With this minimal example, if you run as.sir(data, guideline = "CLSI", breakpoint_type = "animal", uti = "uti", host = "host") on the whole dataset, it incorrectly identifies many E. coli isolates as resistant to AMP. However, if you run only say, the first 30 samples, it correctly identifies them as sensitive or resistant.

It seems to be that the breakpoints do not get applied correctly to each host if there are multiple.
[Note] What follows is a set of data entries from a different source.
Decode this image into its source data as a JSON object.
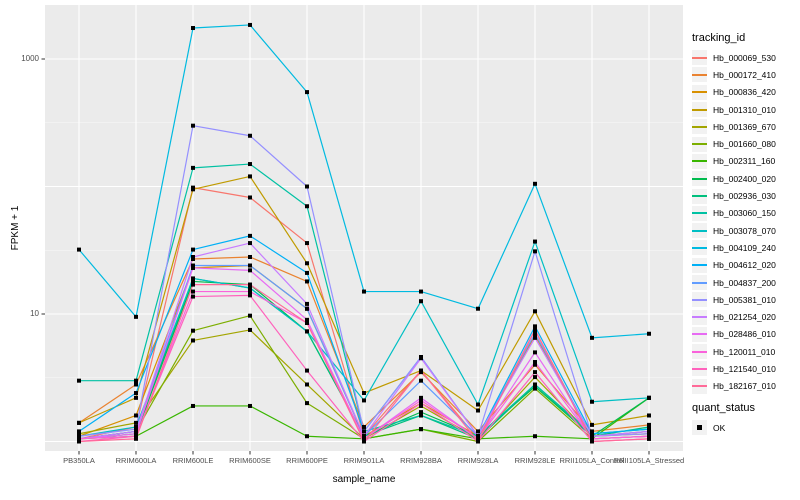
{
  "figure": {
    "y_axis": {
      "title": "FPKM + 1",
      "tick_labels": [
        "1000",
        "10"
      ],
      "tick_values": [
        1000,
        10
      ]
    },
    "x_axis": {
      "title": "sample_name"
    },
    "legend": {
      "tracking_title": "tracking_id",
      "quant_title": "quant_status",
      "quant_items": [
        {
          "label": "OK",
          "marker": "black-filled-square"
        }
      ]
    },
    "colors": {
      "panel_background": "#EBEBEB",
      "gridline": "#FFFFFF",
      "axis_text": "#4D4D4D",
      "point": "#000000"
    }
  },
  "chart_data": {
    "type": "line",
    "title": "",
    "xlabel": "sample_name",
    "ylabel": "FPKM + 1",
    "y_scale": "log10",
    "ylim": [
      0.85,
      2600
    ],
    "yticks": [
      10,
      1000
    ],
    "grid": true,
    "legend_position": "right",
    "point_marker": "filled black square (quant_status = OK) on every data point",
    "categories": [
      "PB350LA",
      "RRIM600LA",
      "RRIM600LE",
      "RRIM600SE",
      "RRIM600PE",
      "RRIM901LA",
      "RRIM928BA",
      "RRIM928LA",
      "RRIM928LE",
      "RRII105LA_Control",
      "RRII105LA_Stressed"
    ],
    "series": [
      {
        "name": "Hb_000069_530",
        "color": "#F8766D",
        "values": [
          1.05,
          1.3,
          98,
          82,
          36,
          1.1,
          3.6,
          1.05,
          7.5,
          1.05,
          1.1
        ]
      },
      {
        "name": "Hb_000172_410",
        "color": "#EA8331",
        "values": [
          1.4,
          2.8,
          27,
          28,
          18,
          1.3,
          3.5,
          1.2,
          4.0,
          1.2,
          1.35
        ]
      },
      {
        "name": "Hb_000836_420",
        "color": "#D89000",
        "values": [
          1.1,
          1.6,
          23,
          24,
          11,
          1.1,
          2.0,
          1.1,
          6.8,
          1.1,
          1.2
        ]
      },
      {
        "name": "Hb_001310_010",
        "color": "#C09B00",
        "values": [
          1.4,
          2.2,
          95,
          120,
          25,
          2.4,
          3.6,
          1.75,
          10.5,
          1.35,
          1.6
        ]
      },
      {
        "name": "Hb_001369_670",
        "color": "#A3A500",
        "values": [
          1.15,
          1.4,
          6.2,
          7.5,
          2.8,
          1.05,
          1.9,
          1.05,
          3.2,
          1.1,
          1.15
        ]
      },
      {
        "name": "Hb_001660_080",
        "color": "#7CAE00",
        "values": [
          1.05,
          1.2,
          7.4,
          9.7,
          2.0,
          1.05,
          1.25,
          1.0,
          2.6,
          1.05,
          1.1
        ]
      },
      {
        "name": "Hb_002311_160",
        "color": "#39B600",
        "values": [
          1.05,
          1.1,
          1.9,
          1.9,
          1.1,
          1.05,
          1.25,
          1.05,
          1.1,
          1.05,
          2.2
        ]
      },
      {
        "name": "Hb_002400_020",
        "color": "#00BB4E",
        "values": [
          1.05,
          1.15,
          18,
          17,
          7.3,
          1.1,
          1.7,
          1.1,
          2.7,
          1.1,
          2.2
        ]
      },
      {
        "name": "Hb_002936_030",
        "color": "#00BF7D",
        "values": [
          1.05,
          1.2,
          19,
          16,
          7.3,
          1.1,
          1.6,
          1.05,
          2.8,
          1.1,
          1.3
        ]
      },
      {
        "name": "Hb_003060_150",
        "color": "#00C1A3",
        "values": [
          3.0,
          3.0,
          140,
          150,
          70,
          1.2,
          1.6,
          1.1,
          2.8,
          1.15,
          1.25
        ]
      },
      {
        "name": "Hb_003078_070",
        "color": "#00BFC4",
        "values": [
          1.1,
          1.3,
          19,
          16,
          7.3,
          2.1,
          12.6,
          1.95,
          37,
          2.05,
          2.2
        ]
      },
      {
        "name": "Hb_004109_240",
        "color": "#00BAE0",
        "values": [
          32,
          9.5,
          1750,
          1850,
          550,
          15,
          15,
          11,
          105,
          6.5,
          7.0
        ]
      },
      {
        "name": "Hb_004612_020",
        "color": "#00B0F6",
        "values": [
          1.2,
          2.4,
          32,
          41,
          21,
          1.2,
          4.6,
          1.1,
          8.0,
          1.15,
          1.25
        ]
      },
      {
        "name": "Hb_004837_200",
        "color": "#619CFF",
        "values": [
          1.05,
          1.2,
          24,
          24,
          11,
          1.1,
          3.0,
          1.1,
          7.0,
          1.1,
          1.2
        ]
      },
      {
        "name": "Hb_005381_010",
        "color": "#9590FF",
        "values": [
          1.1,
          1.25,
          300,
          250,
          100,
          1.2,
          4.6,
          1.1,
          31,
          1.1,
          1.15
        ]
      },
      {
        "name": "Hb_021254_020",
        "color": "#C77CFF",
        "values": [
          1.05,
          1.2,
          28,
          36,
          12,
          1.1,
          4.5,
          1.1,
          6.5,
          1.1,
          1.2
        ]
      },
      {
        "name": "Hb_028486_010",
        "color": "#E76BF3",
        "values": [
          1.05,
          1.15,
          23,
          22,
          9.0,
          1.05,
          2.2,
          1.05,
          5.0,
          1.05,
          1.1
        ]
      },
      {
        "name": "Hb_120011_010",
        "color": "#FA62DB",
        "values": [
          1.05,
          1.1,
          15,
          15,
          8.5,
          1.05,
          2.1,
          1.05,
          4.2,
          1.05,
          1.1
        ]
      },
      {
        "name": "Hb_121540_010",
        "color": "#FF62BC",
        "values": [
          1.0,
          1.1,
          13.7,
          14,
          3.6,
          1.0,
          2.0,
          1.0,
          3.5,
          1.0,
          1.05
        ]
      },
      {
        "name": "Hb_182167_010",
        "color": "#FF6A98",
        "values": [
          1.0,
          1.05,
          17,
          17,
          8.5,
          1.0,
          3.6,
          1.0,
          7.5,
          1.0,
          1.05
        ]
      }
    ]
  }
}
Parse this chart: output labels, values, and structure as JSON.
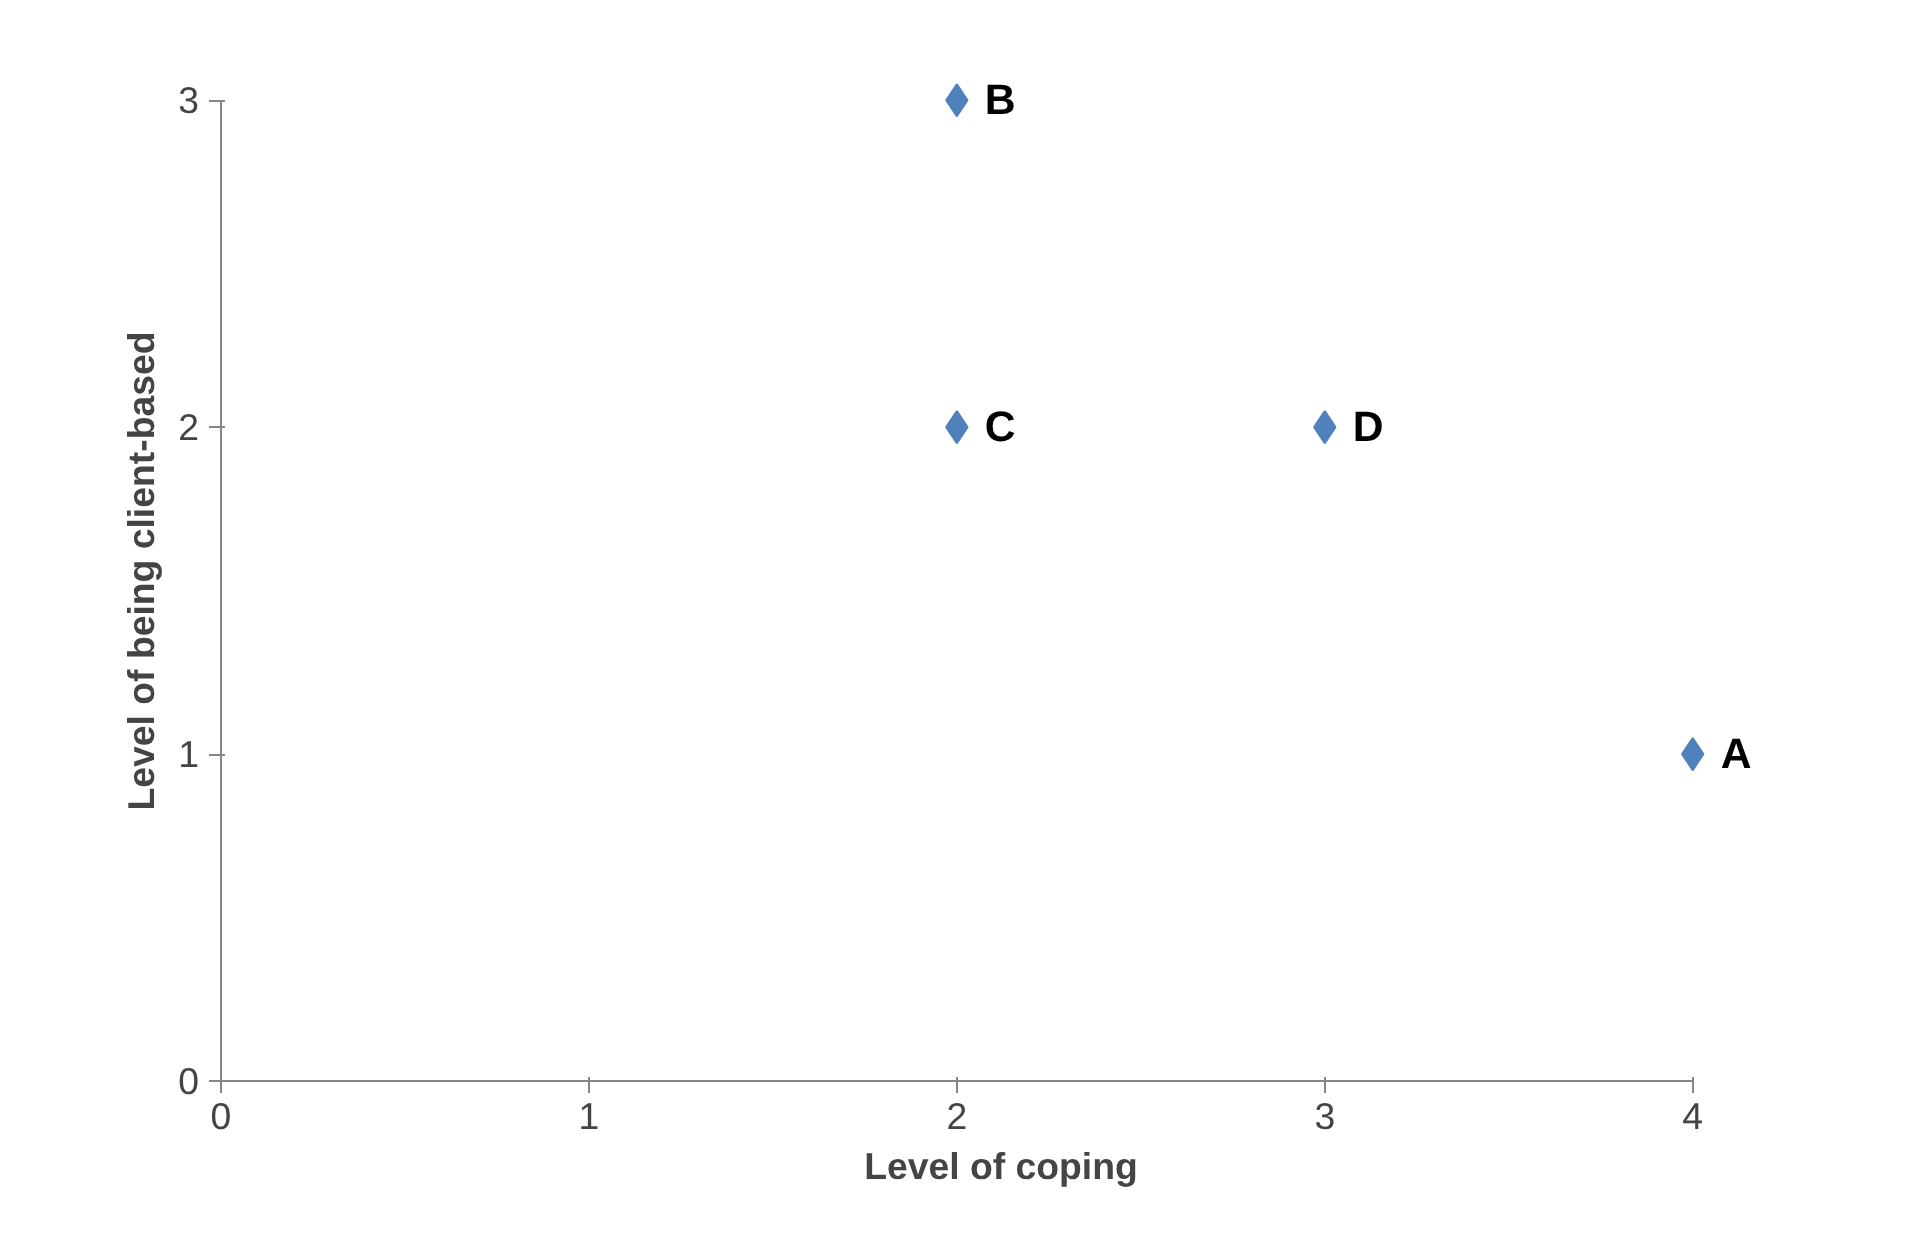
{
  "chart_data": {
    "type": "scatter",
    "xlabel": "Level of coping",
    "ylabel": "Level of being client-based",
    "x": [
      4,
      2,
      2,
      3
    ],
    "values": [
      1,
      3,
      2,
      2
    ],
    "color": "#4f81bd",
    "marker": "diamond",
    "xlim": [
      0,
      4
    ],
    "ylim": [
      0,
      3
    ],
    "xticks": [
      0,
      1,
      2,
      3,
      4
    ],
    "yticks": [
      0,
      1,
      2,
      3
    ],
    "grid": false,
    "annotations": [
      {
        "text": "A",
        "x": 4,
        "y": 1
      },
      {
        "text": "B",
        "x": 2,
        "y": 3
      },
      {
        "text": "C",
        "x": 2,
        "y": 2
      },
      {
        "text": "D",
        "x": 3,
        "y": 2
      }
    ]
  }
}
For example, using this dataset, the above as.sir function will correctly identify dog urine isolates as S or R. Once you include isolate 33 which is a cat, they all seem to become resistant.

The canine and feline breakpoints should be the same for AMP and E. coli, so I did some digging into the clinical_breakpoints dataset and it does not actually have the feline uncomplicated UTI breakpoint for AMP, even though it is in the CLSI VET01 2023 guidelines.

Therefore, I think it is blanket applying the soft tissue breakpoint for cats, to both the cat and dog isolates, rendering them all resistant.

msberends commented 5 months ago

Wow, thanks so much for your time!

Consistent behaviour is the most important thing, so some bits must be changed in the functions, no doubt about that.

The canine and feline breakpoints should be the same for AMP and E. coli, so I did some digging into the clinical_breakpoints dataset and it does not actually have the feline uncomplicated UTI breakpoint for AMP, even though it is in the CLSI VET01 2023 guidelines.

This is also a very important thing, I need to check why this is the case. Are you not getting notes that dogs breakpoints are being used?

samueljpearce commented 5 months ago

It does, but it seems to default to the soft tissue breakpoints, rendering urine cultures resistant.